My work is informed by the history of landscape painting, from Romanticism through to Post-Impressionism and its contemporary condition. This is alongside landscape’s various manifestations across different media and image cultures.
Since the late 1990s my work has explored the relationship between the intangible, encoded and instantaneous realm of digital technology, and the tactile, flawed and time-consuming medium of painting. Working from low-quality digital photographs and video stills, often gleaned from the internet, I extensively manipulate these images digitally before methodically transcribing them onto the surface of the canvas. My paintings aim to present a paradoxical visual realm, where shimmering pixels and physical brushstrokes coalesce. This brings into frame questions about the status of the image as tangible surface (painting) in the face of the digital screen’s apparent ubiquity, where its increasingly high definition and contrast ratio tends to blind the viewer to its mediating presence.

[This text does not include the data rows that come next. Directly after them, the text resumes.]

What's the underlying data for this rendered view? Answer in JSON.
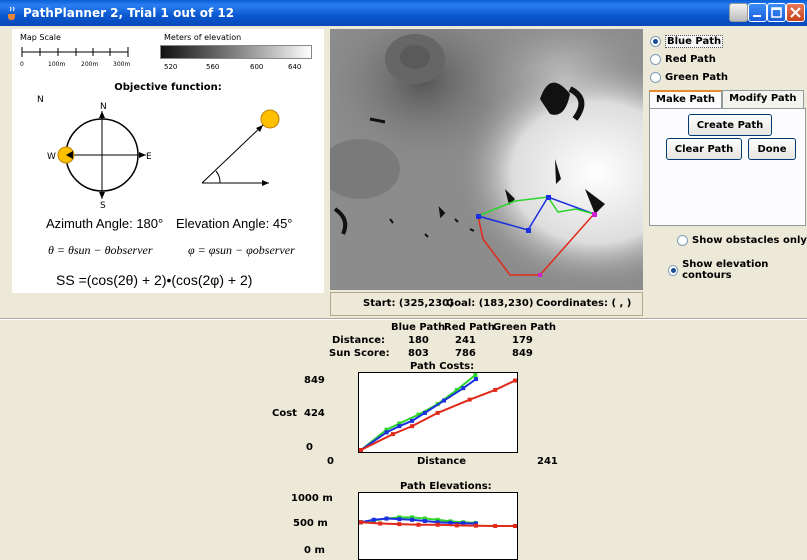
{
  "window": {
    "title": "PathPlanner 2, Trial 1 out of 12"
  },
  "legend": {
    "map_scale_label": "Map Scale",
    "scale_ticks": [
      "0",
      "100m",
      "200m",
      "300m"
    ],
    "elevation_label": "Meters of elevation",
    "elevation_ticks": [
      "520",
      "560",
      "600",
      "640"
    ]
  },
  "objective": {
    "title": "Objective function:",
    "compass_n": "N",
    "compass_s": "S",
    "compass_e": "E",
    "compass_w": "W",
    "azimuth_text": "Azimuth Angle: 180°",
    "elevation_text": "Elevation Angle: 45°",
    "eq_theta": "θ = θsun − θobserver",
    "eq_phi": "φ = φsun − φobserver",
    "eq_ss": "SS =(cos(2θ) + 2)•(cos(2φ) + 2)"
  },
  "status": {
    "start": "Start: (325,230)",
    "goal": "Goal: (183,230)",
    "coords": "Coordinates: ( , )"
  },
  "paths": {
    "options": [
      {
        "label": "Blue Path",
        "selected": true
      },
      {
        "label": "Red Path",
        "selected": false
      },
      {
        "label": "Green Path",
        "selected": false
      }
    ]
  },
  "tabs": [
    {
      "label": "Make Path",
      "active": true
    },
    {
      "label": "Modify Path",
      "active": false
    }
  ],
  "buttons": {
    "create": "Create Path",
    "clear": "Clear Path",
    "done": "Done"
  },
  "display": {
    "obstacles_only": "Show obstacles only",
    "elevation_contours": "Show elevation contours",
    "selected": "elevation_contours"
  },
  "stats": {
    "headers": [
      "Blue Path",
      "Red Path",
      "Green Path"
    ],
    "distance_label": "Distance:",
    "sun_label": "Sun Score:",
    "distance": [
      "180",
      "241",
      "179"
    ],
    "sun_score": [
      "803",
      "786",
      "849"
    ]
  },
  "costs_chart": {
    "title": "Path Costs:",
    "y_axis_label": "Cost",
    "y_ticks": [
      "849",
      "424",
      "0"
    ],
    "x_ticks": [
      "0",
      "241"
    ],
    "x_label": "Distance"
  },
  "elev_chart": {
    "title": "Path Elevations:",
    "y_ticks": [
      "1000 m",
      "500 m",
      "0 m"
    ]
  },
  "colors": {
    "blue": "#1a2fe0",
    "red": "#e02a1a",
    "green": "#2ad62a",
    "magenta": "#d020d0"
  },
  "chart_data": [
    {
      "type": "line",
      "title": "Path Costs:",
      "xlabel": "Distance",
      "ylabel": "Cost",
      "xlim": [
        0,
        241
      ],
      "ylim": [
        0,
        849
      ],
      "series": [
        {
          "name": "Blue Path",
          "x": [
            0,
            40,
            60,
            80,
            100,
            130,
            160,
            180
          ],
          "y": [
            0,
            200,
            270,
            330,
            420,
            560,
            700,
            803
          ]
        },
        {
          "name": "Red Path",
          "x": [
            0,
            50,
            80,
            120,
            170,
            210,
            241
          ],
          "y": [
            0,
            180,
            270,
            420,
            570,
            680,
            786
          ]
        },
        {
          "name": "Green Path",
          "x": [
            0,
            40,
            60,
            90,
            120,
            150,
            179
          ],
          "y": [
            0,
            230,
            300,
            400,
            520,
            680,
            849
          ]
        }
      ]
    },
    {
      "type": "line",
      "title": "Path Elevations:",
      "ylim": [
        0,
        1000
      ],
      "series": [
        {
          "name": "Blue Path",
          "x": [
            0,
            20,
            40,
            60,
            80,
            100,
            120,
            140,
            160,
            180
          ],
          "y": [
            560,
            600,
            620,
            610,
            600,
            580,
            560,
            550,
            545,
            540
          ]
        },
        {
          "name": "Red Path",
          "x": [
            0,
            30,
            60,
            90,
            120,
            150,
            180,
            210,
            241
          ],
          "y": [
            560,
            540,
            530,
            520,
            520,
            510,
            505,
            500,
            500
          ]
        },
        {
          "name": "Green Path",
          "x": [
            0,
            20,
            40,
            60,
            80,
            100,
            120,
            140,
            160,
            179
          ],
          "y": [
            560,
            590,
            620,
            640,
            640,
            620,
            600,
            575,
            560,
            550
          ]
        }
      ]
    }
  ]
}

I have exhibited nationally and internationally since graduating from Goldsmiths College in 1990. I completed a PhD at Kingston University in 2012, which included the exhibition Screen as Landscape at the Stanley Picker Gallery. Recent group shows include Film in Space at Camden Arts Centre (2012) and Seeing Round Corners at Turner Contemporary, Margate (2016). In 2017 The Broadway Gallery, Letchworth Garden City, hosted my solo show The Walk to the Paradise Garden.
I have given artist talks at around thirty art colleges and written papers for symposia at a range of institutions. I have also contributed features and reviews for a various publications, including The Journal of Contemporary Painting and The Moving Image Review & Art Journal.